Révolution ! Pacifisme ! Il n’y a plus d’élan, de grandeur, de pureté dans ces mots-là. Les directeurs de conscience du prolétariat ont inventé des formules péremptoires, des slogans interchangeables, et les fidèles sont invités à les reprendre en chœur à la moindre occasion. Aujourd’hui, les derniers révolutionnaires et les derniers pacifistes marchent à tâtons dans le morne no man’s land qui sépare la citadelle capitaliste des bagnes totalitaires à l’entrée desquels flottent des bandes de calicot pseudo-socialistes, et comme il y a dix ans on nous demanda de choisir entre la guerre et le fascisme brun, dans quelque temps on nous priera de bien vouloir opter entre la guerre et le fascisme rouge, entre une nouvelle peste et un nouveau choléra.
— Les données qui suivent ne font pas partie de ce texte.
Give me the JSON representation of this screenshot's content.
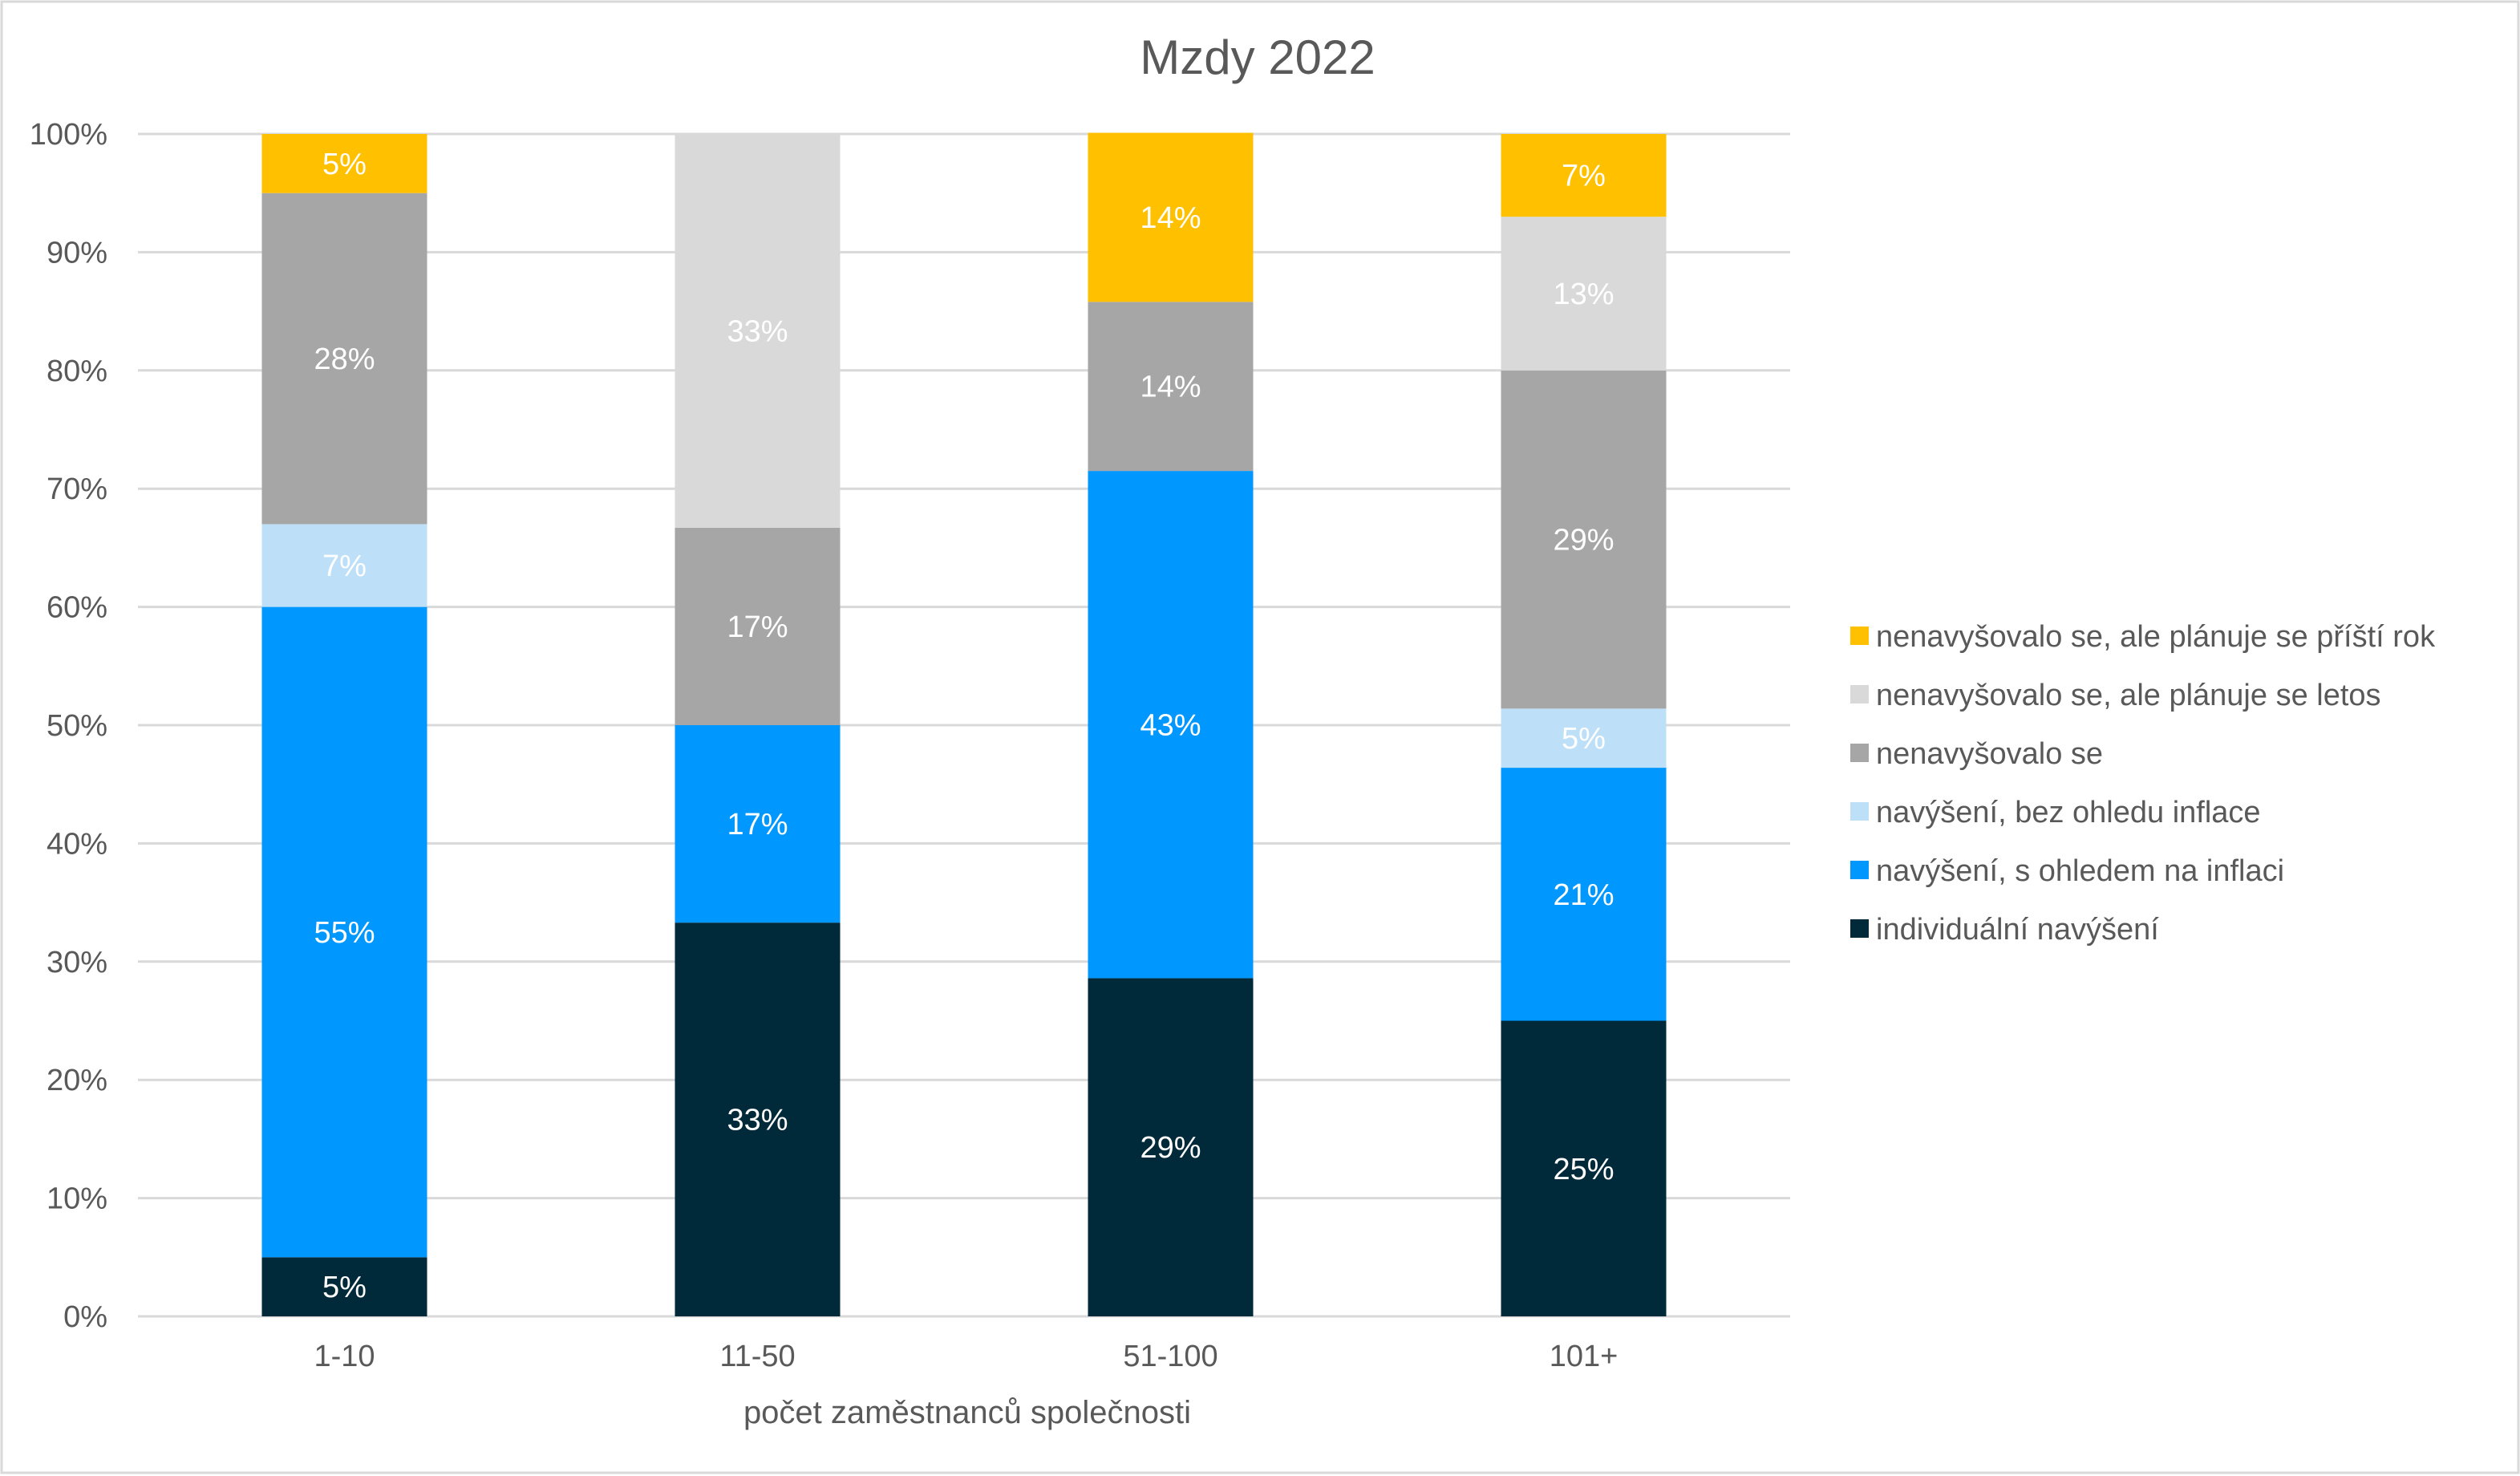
{
  "chart_data": {
    "type": "bar",
    "stacked": true,
    "percent_stacked": true,
    "title": "Mzdy 2022",
    "xlabel": "počet zaměstnanců společnosti",
    "ylabel": "",
    "categories": [
      "1-10",
      "11-50",
      "51-100",
      "101+"
    ],
    "ylim": [
      0,
      100
    ],
    "yticks": [
      "0%",
      "10%",
      "20%",
      "30%",
      "40%",
      "50%",
      "60%",
      "70%",
      "80%",
      "90%",
      "100%"
    ],
    "grid": true,
    "legend_position": "right",
    "series": [
      {
        "name": "individuální navýšení",
        "color": "#002a3a",
        "values": [
          5,
          33.3,
          28.6,
          25
        ],
        "labels": [
          "5%",
          "33%",
          "29%",
          "25%"
        ]
      },
      {
        "name": "navýšení, s ohledem na inflaci",
        "color": "#0097ff",
        "values": [
          55,
          16.7,
          42.9,
          21.4
        ],
        "labels": [
          "55%",
          "17%",
          "43%",
          "21%"
        ]
      },
      {
        "name": "navýšení, bez ohledu inflace",
        "color": "#bde0f8",
        "values": [
          7,
          0,
          0,
          5
        ],
        "labels": [
          "7%",
          "",
          "",
          "5%"
        ]
      },
      {
        "name": "nenavyšovalo se",
        "color": "#a6a6a6",
        "values": [
          28,
          16.7,
          14.3,
          28.6
        ],
        "labels": [
          "28%",
          "17%",
          "14%",
          "29%"
        ]
      },
      {
        "name": "nenavyšovalo se, ale plánuje se letos",
        "color": "#d9d9d9",
        "values": [
          0,
          33.3,
          0,
          13
        ],
        "labels": [
          "",
          "33%",
          "",
          "13%"
        ]
      },
      {
        "name": "nenavyšovalo se, ale plánuje se příští rok",
        "color": "#ffc000",
        "values": [
          5,
          0,
          14.3,
          7
        ],
        "labels": [
          "5%",
          "",
          "14%",
          "7%"
        ]
      }
    ]
  }
}
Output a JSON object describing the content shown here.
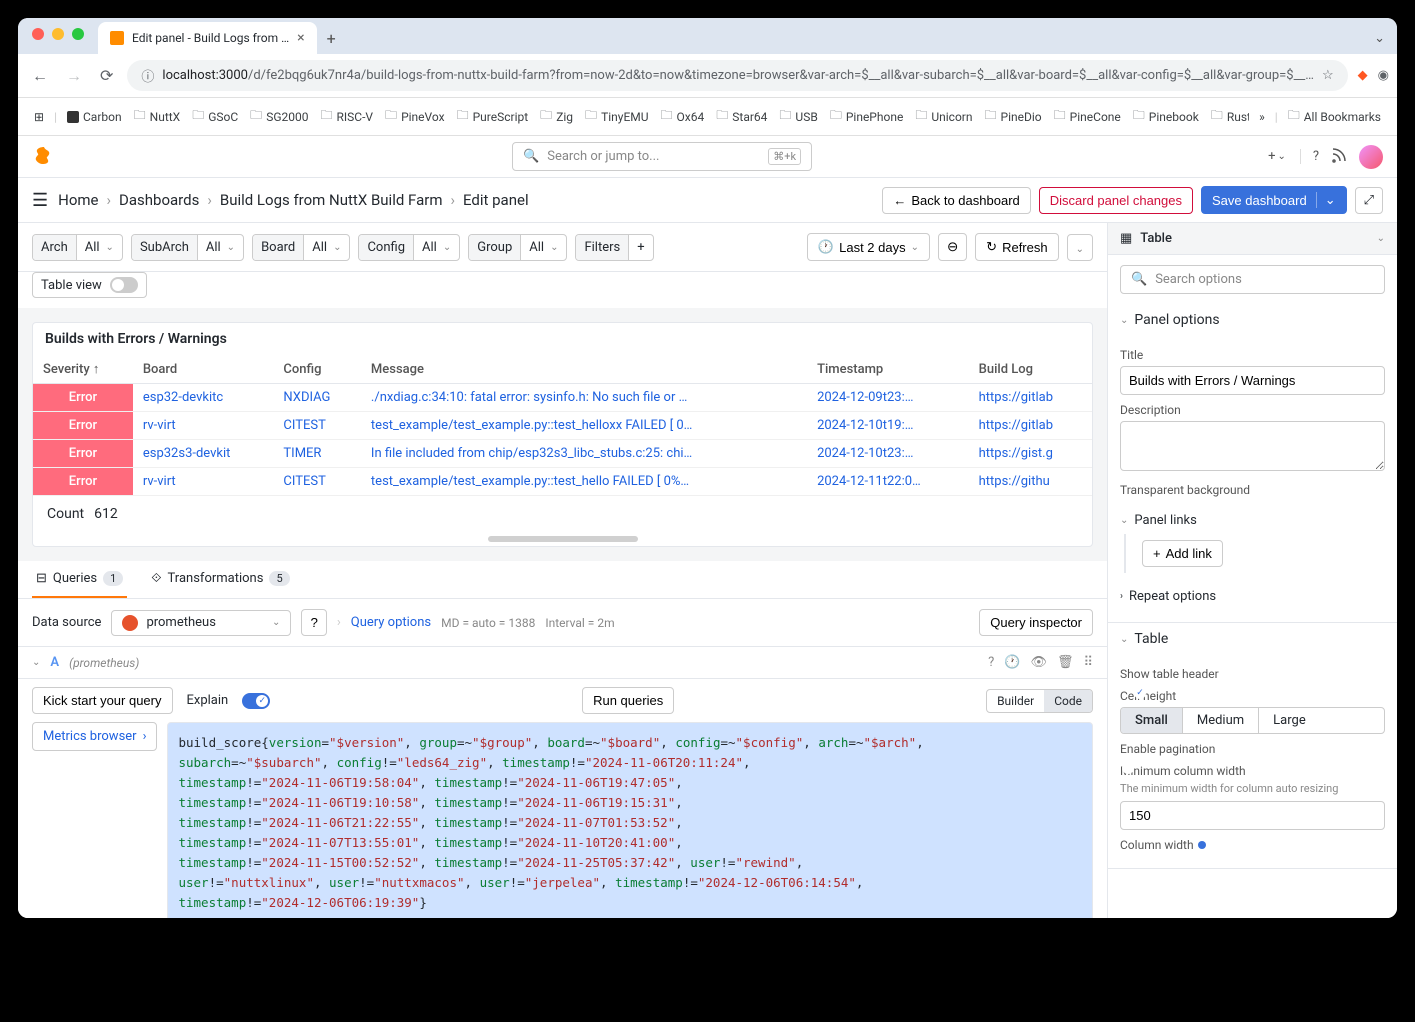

Les intellectuels, s’ils ne hurlent pas avec les loups, se taisent, la plupart par frousse, et quelques-uns par désespoir. Il me souvient que, vers 1943, on avait fait demander à Ramuz s’il ne consentirait pas à parler, à élever la voix « au-dessus de la mêlée » pour en appeler à la race humaine de son indignité. « Pourquoi vouloir empêcher les hommes de s’exterminer s’ils y tiennent tant ? » répondit Ramuz. Oui, pourquoi ? Dans le fond, on se le demande ? Mais quel dégoût de l’époque dans cette réponse-là !
Je crois avoir indiqué assez clairement les raisons essentielles qui m’obligent à faire preuve de bien peu d’optimisme envers l’avenir qui nous attend. Comme je voudrais me tromper ! Comme je voudrais que cet avenir m’inflige un démenti cinglant !
Et Garry Davis, et le mouvement qu’il a suscité ? va-t-on m’objecter ?
Ah ! bravo pour l’homme courageux qu’est Davis, bravo pour son geste ! Il est incontestable que le succès de sa tentative constitue une preuve qu’il y a malgré tout, par le monde, une masse importante de gens de bonne volonté venus de tous les horizons, masse angoissée et qui ne veut pas désespérer. Mais avoir une carte de citoyen du monde dans sa poche ne suffit pas…
D’autre part, je me demande si ce mouvement n’est pas près d’avorter dans l’œuf, car d’étranges personnages gravitent autour de Davis : Monclin l’a déjà signalé. En particulier, Vercors a fait paraître coup sur coup dans Peuple du Monde, « La page des citoyens du monde », deux articles qu’on me permettra de qualifier d’un peu raides. Vercors est pacifiste, sans l’être, tout en l’étant : « Pas de malentendus », dit-il. Là-dessus je reviendrai ou d’autres que moi reviendront ici. Mais ce que je puis dire aujourd’hui à cette place, c’est mon étonnement incommensurable de voir avec quelle légèreté, avec quel manque total d’informations, avec quel défaut d’objectivité on peut, dans une feuille qui se veut pacifiste, parler de l’attitude des hommes qui, avant 39, furent les seuls, vous entendez bien, Vercors, les seuls, à tenter de s’opposer au massacre.
Les seuls qui demain, si hélas mon pessimisme s’avérait fondé, s’opposeraient jusqu’au bout à la guerre, se refusant à hurler avec les loups.